Глава 5

Ему сначала показалось, что он в воде и что он ребенок — такая легкость овладела им, что руки поднялись сами собой, будто хотели кого-то обнять, но он увидел, что это совсем недетские руки — широкие мужские ладони, истертые запястья под стальными браслетами. Он тоже поднимался — как и стул у зарешеченного окна и чугунный утюг. Старинная монета вращалась, стреляя серебристым лучом. Громоздкий черно-белый телевизор плыл вдоль стены. На скособоченном экране шеренгой шли диагональные полосы. Динамик с жутким треском вещал:

— Осенью года одна тысяча шестьсот девяносто второго молодой царь Петр ехал к озеру Переяславскому… Там, вдали от моря, строился флот…

Он опустил голову и увидел в бледном свете телеэкрана свои обнаженные ноги, парящие над дощатым полом.

Неожиданно все разом ухнуло вниз — громыхнуло, покатилось. Ступни заныли. Икры сковали судороги. Он упал на колени, ткнулся лбом в осколки кинескопа. Кто-то сокрушал дверь. Били пожарным топором — мелькало в расщелинах его красное клиновидное лезвие с киркой.

Вскочив в ужасе, он забегал по комнате.

Выхода нет. Выхода… нет.

— Очнись, профессура!

Завадский ощутил сильные, но освежающие пощечины.

— Но-но, — погрозил он тающим обрывкам сна и открыл глаза.

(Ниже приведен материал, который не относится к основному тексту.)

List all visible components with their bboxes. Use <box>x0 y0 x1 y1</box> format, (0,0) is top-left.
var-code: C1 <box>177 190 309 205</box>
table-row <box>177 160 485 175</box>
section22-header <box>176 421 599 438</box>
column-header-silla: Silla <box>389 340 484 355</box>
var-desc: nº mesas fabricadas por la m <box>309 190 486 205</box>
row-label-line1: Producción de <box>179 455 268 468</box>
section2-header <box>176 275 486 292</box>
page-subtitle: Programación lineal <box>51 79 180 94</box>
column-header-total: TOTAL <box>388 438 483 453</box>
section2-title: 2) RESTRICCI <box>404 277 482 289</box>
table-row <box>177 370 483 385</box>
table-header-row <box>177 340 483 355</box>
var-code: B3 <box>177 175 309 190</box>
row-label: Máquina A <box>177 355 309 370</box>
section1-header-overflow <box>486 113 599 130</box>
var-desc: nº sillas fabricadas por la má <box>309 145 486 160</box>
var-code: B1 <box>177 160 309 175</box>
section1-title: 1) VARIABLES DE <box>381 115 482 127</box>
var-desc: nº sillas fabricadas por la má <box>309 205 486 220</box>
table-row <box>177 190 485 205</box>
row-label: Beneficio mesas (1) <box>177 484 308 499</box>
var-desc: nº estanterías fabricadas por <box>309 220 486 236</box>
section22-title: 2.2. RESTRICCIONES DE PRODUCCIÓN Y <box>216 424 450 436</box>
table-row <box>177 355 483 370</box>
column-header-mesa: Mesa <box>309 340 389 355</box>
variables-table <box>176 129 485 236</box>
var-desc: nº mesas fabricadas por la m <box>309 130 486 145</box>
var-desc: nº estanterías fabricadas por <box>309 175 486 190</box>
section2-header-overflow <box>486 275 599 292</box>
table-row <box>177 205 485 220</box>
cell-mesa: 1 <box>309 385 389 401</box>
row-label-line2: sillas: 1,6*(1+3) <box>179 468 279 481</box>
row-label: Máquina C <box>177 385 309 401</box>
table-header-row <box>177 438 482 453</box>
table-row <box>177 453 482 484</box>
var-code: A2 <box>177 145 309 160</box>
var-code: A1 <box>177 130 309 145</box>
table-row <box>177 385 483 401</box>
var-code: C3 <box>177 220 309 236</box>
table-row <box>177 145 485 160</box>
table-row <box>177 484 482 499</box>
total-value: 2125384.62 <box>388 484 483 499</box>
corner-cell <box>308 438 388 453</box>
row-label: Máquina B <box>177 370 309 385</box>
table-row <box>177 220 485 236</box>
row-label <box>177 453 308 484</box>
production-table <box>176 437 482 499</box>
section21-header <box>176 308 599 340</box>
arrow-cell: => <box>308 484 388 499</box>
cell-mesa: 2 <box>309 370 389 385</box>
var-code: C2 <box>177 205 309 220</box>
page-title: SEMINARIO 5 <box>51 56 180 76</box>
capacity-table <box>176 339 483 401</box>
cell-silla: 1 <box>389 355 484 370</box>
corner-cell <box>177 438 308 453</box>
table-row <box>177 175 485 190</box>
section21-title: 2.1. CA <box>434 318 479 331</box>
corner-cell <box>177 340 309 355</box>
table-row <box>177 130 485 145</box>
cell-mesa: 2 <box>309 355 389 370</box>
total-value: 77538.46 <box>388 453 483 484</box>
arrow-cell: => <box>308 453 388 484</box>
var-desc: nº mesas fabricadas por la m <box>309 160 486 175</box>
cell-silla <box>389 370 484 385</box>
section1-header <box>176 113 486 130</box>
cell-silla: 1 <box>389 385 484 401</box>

Перед ним плавало лошадинообразное лицо Лехи Геденоса.

— Слава, господи, — сообщило лицо, и стало отдаляться.

Завадский поднял руку, чтобы протереть глаза, но что-то больно ткнуло в бровь. Увидев на запястье стальной браслет, он резко сел и уперся взглядом в грубо обструганный пень. Рядом с ним в углу лежала отполированная ладья, а напротив оконца со слюдяной форточкой громоздится зеленый сундук в форме усеченной пирамиды с исчерна-грязной просечкой. Ничего не понимая, Завадский оглядел низкую комнатушку с бревенчатыми стенами без намека на дверь.

Геденос ходил от стены к стене пригибаясь под неотесанными стропилами, грыз ногти и замирая у оконца, осторожно выглядывал.

Уши закладывало от надрывного перелива. Завадский тихонько, опасаясь вспышки боли, коснулся пальцем виска и понял, что трезвонит все-таки не в голове, а где-то на улице.

— Ты меня сюда затащил? — покосился он на Геденоса, который вытягивал шею и все щурился на что-то в оконце.

Черный риэлтор перевел на него взгляд и неожиданно резво подскочил.

— Слушай, ты, мля! Верни нас, сука, обратно! Слышишь! — тряс он Завадского за плечи, от чего к перезвону за окном стал добавляться звон в голове.

— Че-во? — Завадский сбросил с себя его руки и попытался подняться.

— Ты в натуре профессор?

— Преподаватель.

— Преподаватель, млять, чего?!

Тут он впервые заметил, что Геденос до смерти напуган.

— Истории… политических учений.

— Тьфу ты еб твою мать! — сплюнул Геденос и снова вернулся к окошку.

— Что это за место? — спросил Филипп, рассчитывая, что подсказка поможет ему вспомнить случившееся после взрыва, но осознав, что это невозможно, почесал затылок.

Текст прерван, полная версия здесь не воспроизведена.